Secondo Grasselli «lo svolgimento di questa complessa e multiforme attività richiede una programmazione efficace, un coordinamento effettivo tra le varie parti in causa, un loro coinvolgimento sostanziale. Tutti i livelli di governo, dallo Stato alle Regioni ai Comuni, sono chiamati in causa, insieme al Terzo Settore ed alla Società civile. E ciò richiede un intenso lavoro di adattamento delle Istituzioni, di programmazione e gestione delle molteplici attività, nonché di monitoraggio e valutazione dei risultati. Un’analisi accurata degli interventi compiuti e dei loro effetti, realizzata con il concorso determinante dell’INPS, gestore delle principali misure contro la povertà, consentirebbe di comprendere quali sono le caratteristiche di questa, e di orientare al meglio le strategie di contrasto della stessa. Ma ancora non mi risulta che disponiamo, a livello locale, neppure di una valutazione accurata del SIA (Sostegno all’Inclusione Attiva), introdotto nel 2016 a beneficio di alcune tipologie di famiglie in condizione di particolare bisogno».

«L’attenzione al problema della povertà – sostiene l’economista – deve essere accompagnata da una riflessione critica e da proposte di riforma su tutte le altre dimensioni del nostro sistema assistenziale. Occorre infatti una revisione di tutte le misure esistenti, con una loro ricomposizione organica, superando frammentazione e corporativismo, riducendo sprechi e dispersioni, tenendo conto dei collegamenti che esistono tra esse, e così migliorandone coerenza, adeguatezza e appropriatezza reciproche».

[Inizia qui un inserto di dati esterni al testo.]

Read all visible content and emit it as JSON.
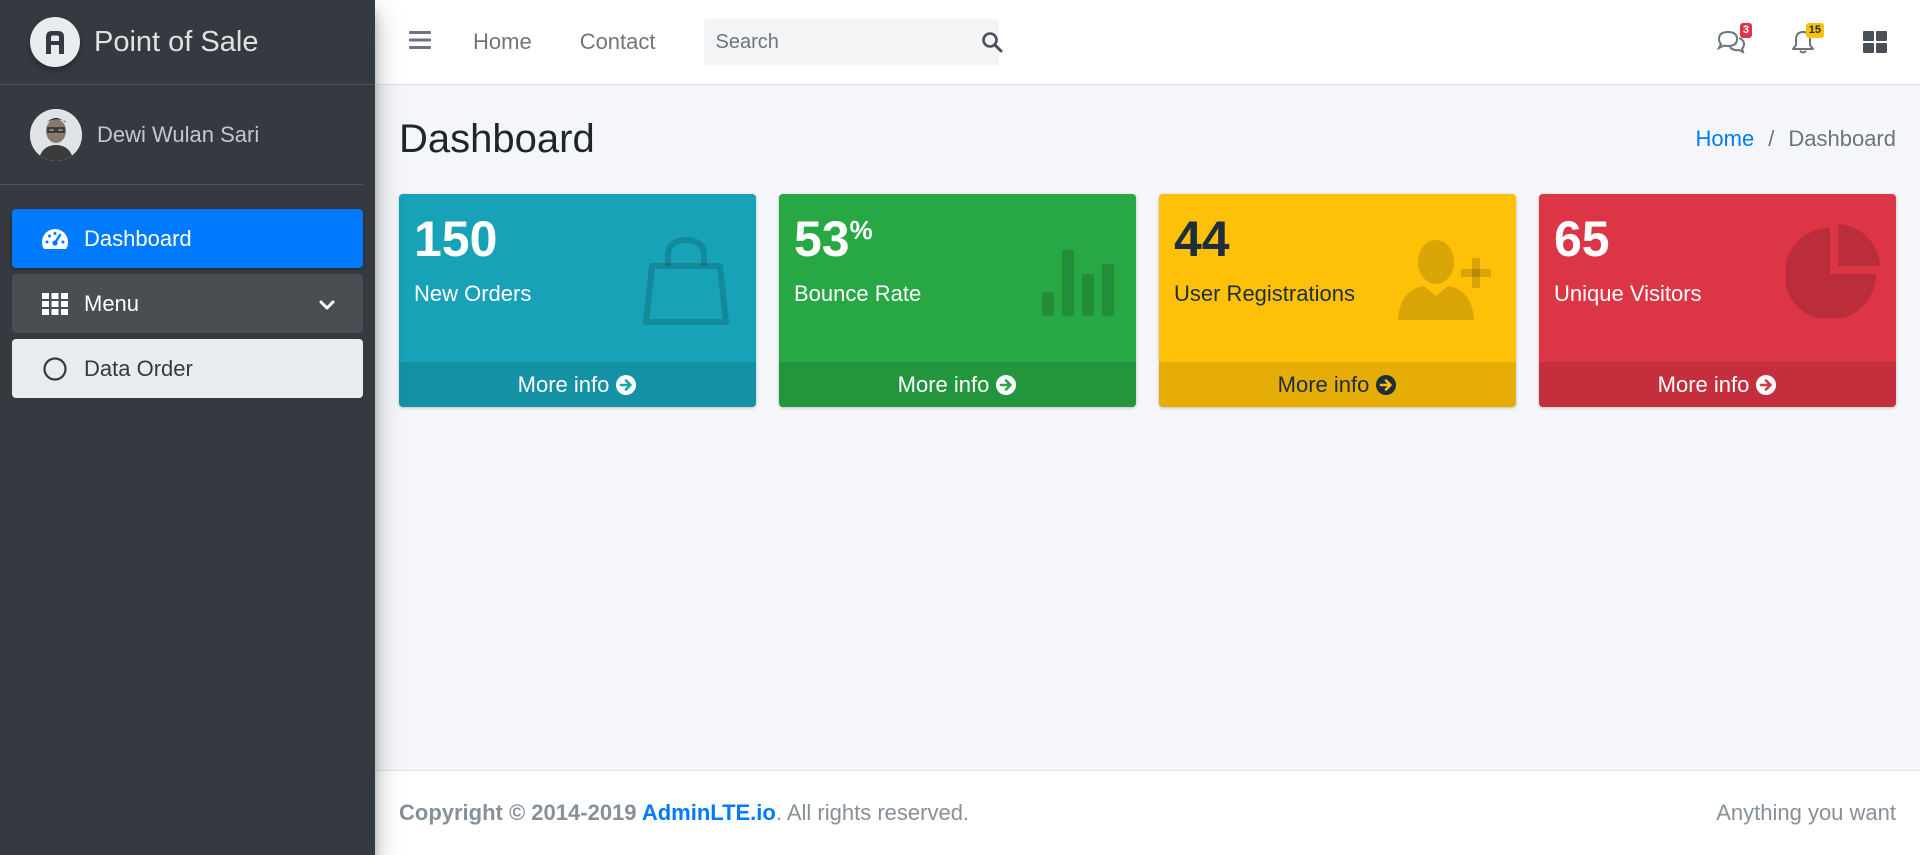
{
  "brand": {
    "name": "Point of Sale",
    "logo_icon": "adminlte-logo-icon"
  },
  "user": {
    "name": "Dewi Wulan Sari"
  },
  "sidebar": {
    "items": [
      {
        "label": "Dashboard",
        "icon": "tachometer-icon",
        "state": "active"
      },
      {
        "label": "Menu",
        "icon": "grid-icon",
        "state": "open"
      },
      {
        "label": "Data Order",
        "icon": "circle-icon",
        "state": "sub"
      }
    ]
  },
  "navbar": {
    "links": [
      "Home",
      "Contact"
    ],
    "search_placeholder": "Search",
    "messages_count": "3",
    "notifications_count": "15"
  },
  "page": {
    "title": "Dashboard",
    "breadcrumb": [
      "Home",
      "Dashboard"
    ]
  },
  "boxes": [
    {
      "value": "150",
      "suffix": "",
      "label": "New Orders",
      "footer": "More info",
      "color": "#17a2b8",
      "icon": "shopping-bag-icon"
    },
    {
      "value": "53",
      "suffix": "%",
      "label": "Bounce Rate",
      "footer": "More info",
      "color": "#28a745",
      "icon": "bar-chart-icon"
    },
    {
      "value": "44",
      "suffix": "",
      "label": "User Registrations",
      "footer": "More info",
      "color": "#ffc107",
      "icon": "user-plus-icon"
    },
    {
      "value": "65",
      "suffix": "",
      "label": "Unique Visitors",
      "footer": "More info",
      "color": "#dc3545",
      "icon": "pie-chart-icon"
    }
  ],
  "footer": {
    "copyright": "Copyright © 2014-2019",
    "brand_link": "AdminLTE.io",
    "rights": ". All rights reserved.",
    "right_text": "Anything you want"
  }
}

«L’impegno per l’inclusione, e quindi per un welfare sussidiario, comunitario, generativo – conclude Grasselli –, è un impegno per la democrazia. Per essere efficace esso da un lato suppone un vivo ed operante sistema democratico, e dall’altro concorre a rafforzarlo. In questo Paese molti cittadini desiderano una rivoluzione e votano per attuarla. Ma non si può solo delegarne l’attuazione ad altri. Tutti quelli che vogliono cambiare profondamente le cose devono impegnarsi in prima persona».